"The Vision of Daniel"
Willem Drost (1633-1659) was a Dutch Golden Age painter and printmaker of history paintings and portraits.
He is a mysterious figure, closely associated with Rembrandt, with very few paintings clearly attributable to him.
He was presumably born in Amsterdam, in what was then known as the United Provinces of the Netherlands. Around 1650 he became a student of Rembrandt, eventually developing a close working relationship, painting history scenes, biblical compositions, symbolic studies of a solitary figure, as well as portraits. As a student, his 1654 painting titled Bathsheba was inspired by Rembrandt's painting done in the same year on the same subject and given the same title, though their treatments are rather different; both Drost's and Rembrandt's paintings are in the Louvre in Paris.

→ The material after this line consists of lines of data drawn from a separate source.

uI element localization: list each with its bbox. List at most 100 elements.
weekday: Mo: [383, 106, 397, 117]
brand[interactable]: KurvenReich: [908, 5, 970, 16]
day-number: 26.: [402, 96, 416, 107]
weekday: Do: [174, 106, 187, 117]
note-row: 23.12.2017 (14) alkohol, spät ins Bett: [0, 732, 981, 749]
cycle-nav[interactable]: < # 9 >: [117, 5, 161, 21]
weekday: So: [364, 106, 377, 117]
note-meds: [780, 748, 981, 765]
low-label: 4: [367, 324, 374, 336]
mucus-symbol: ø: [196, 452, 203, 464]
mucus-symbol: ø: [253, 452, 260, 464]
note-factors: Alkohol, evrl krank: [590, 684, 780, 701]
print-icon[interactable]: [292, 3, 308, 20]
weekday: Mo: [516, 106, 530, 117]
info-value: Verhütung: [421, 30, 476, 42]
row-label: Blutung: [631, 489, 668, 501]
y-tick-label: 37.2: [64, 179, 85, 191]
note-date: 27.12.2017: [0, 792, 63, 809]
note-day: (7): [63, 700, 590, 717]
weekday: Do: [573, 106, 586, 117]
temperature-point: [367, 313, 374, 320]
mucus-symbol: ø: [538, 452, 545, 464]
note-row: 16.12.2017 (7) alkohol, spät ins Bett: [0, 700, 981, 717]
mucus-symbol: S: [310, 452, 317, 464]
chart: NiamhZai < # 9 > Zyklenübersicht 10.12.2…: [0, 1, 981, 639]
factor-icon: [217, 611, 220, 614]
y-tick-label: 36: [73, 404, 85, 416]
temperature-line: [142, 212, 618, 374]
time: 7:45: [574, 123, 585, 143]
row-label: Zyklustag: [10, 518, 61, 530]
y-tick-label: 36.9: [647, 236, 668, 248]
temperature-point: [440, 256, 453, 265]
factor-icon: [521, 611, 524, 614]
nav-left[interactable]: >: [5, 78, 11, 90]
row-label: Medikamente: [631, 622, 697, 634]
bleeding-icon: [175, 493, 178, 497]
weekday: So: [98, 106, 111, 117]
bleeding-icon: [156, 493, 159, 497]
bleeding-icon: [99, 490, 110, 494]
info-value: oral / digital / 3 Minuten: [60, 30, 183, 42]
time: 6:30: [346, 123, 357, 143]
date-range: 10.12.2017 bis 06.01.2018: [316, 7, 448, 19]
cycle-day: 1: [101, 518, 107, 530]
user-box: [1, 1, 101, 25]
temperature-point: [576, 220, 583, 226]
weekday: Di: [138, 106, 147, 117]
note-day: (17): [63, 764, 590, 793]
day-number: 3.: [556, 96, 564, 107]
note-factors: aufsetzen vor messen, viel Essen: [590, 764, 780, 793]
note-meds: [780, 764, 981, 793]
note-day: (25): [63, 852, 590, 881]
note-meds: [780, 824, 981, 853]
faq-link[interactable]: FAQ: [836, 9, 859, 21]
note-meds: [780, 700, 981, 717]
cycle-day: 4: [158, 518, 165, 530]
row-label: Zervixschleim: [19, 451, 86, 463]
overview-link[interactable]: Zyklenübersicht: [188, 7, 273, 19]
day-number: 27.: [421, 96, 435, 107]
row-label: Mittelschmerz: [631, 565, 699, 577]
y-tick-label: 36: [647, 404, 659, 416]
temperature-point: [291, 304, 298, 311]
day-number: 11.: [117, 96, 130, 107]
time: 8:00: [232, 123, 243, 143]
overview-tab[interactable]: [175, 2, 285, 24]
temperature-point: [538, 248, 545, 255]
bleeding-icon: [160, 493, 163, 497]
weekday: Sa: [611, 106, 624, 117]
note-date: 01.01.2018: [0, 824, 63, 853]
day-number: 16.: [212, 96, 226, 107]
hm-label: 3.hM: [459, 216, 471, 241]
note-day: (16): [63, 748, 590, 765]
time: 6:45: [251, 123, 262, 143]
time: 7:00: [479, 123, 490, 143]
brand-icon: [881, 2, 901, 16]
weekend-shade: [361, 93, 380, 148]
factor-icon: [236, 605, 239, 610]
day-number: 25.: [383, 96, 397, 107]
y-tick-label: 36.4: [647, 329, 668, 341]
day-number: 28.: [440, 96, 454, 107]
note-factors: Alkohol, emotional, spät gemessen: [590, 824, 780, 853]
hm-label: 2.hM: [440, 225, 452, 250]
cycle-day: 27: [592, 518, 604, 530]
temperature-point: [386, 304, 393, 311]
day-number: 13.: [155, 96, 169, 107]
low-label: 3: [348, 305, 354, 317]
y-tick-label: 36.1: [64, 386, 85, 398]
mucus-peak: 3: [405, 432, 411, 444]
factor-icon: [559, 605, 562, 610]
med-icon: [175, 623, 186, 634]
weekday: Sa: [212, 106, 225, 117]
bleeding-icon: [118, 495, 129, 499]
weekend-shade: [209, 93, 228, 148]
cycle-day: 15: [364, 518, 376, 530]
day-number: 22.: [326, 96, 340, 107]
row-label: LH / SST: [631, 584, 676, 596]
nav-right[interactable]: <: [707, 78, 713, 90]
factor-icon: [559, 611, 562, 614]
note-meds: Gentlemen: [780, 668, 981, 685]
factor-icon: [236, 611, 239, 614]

Art historian Houbraken described him as a painter of historical allegories and a pupil of Rembrandt. Houbraken saw a Johannes Predicatie (Sermon of John) by him that was well composed and painted. He spent a long period in Rome where he became friends with Karel Lot and the well-to-do Utrecht painter Joan vander Meer, who had travelled to Italy in the company of the marine painter Lieve Verschuier in 1653 and became friends with him there.
He was in Amsterdam until 1655 and then travelled to Italy. He influenced the painter Adolf Boy. Sometime in the mid-1650s, the young artist went to Rome, where, again according to Houbraken, he collaborated with the German artist Johann Carl Loth on a lost series of the Four Evangelists in Venice. He died in the latter city in 1659.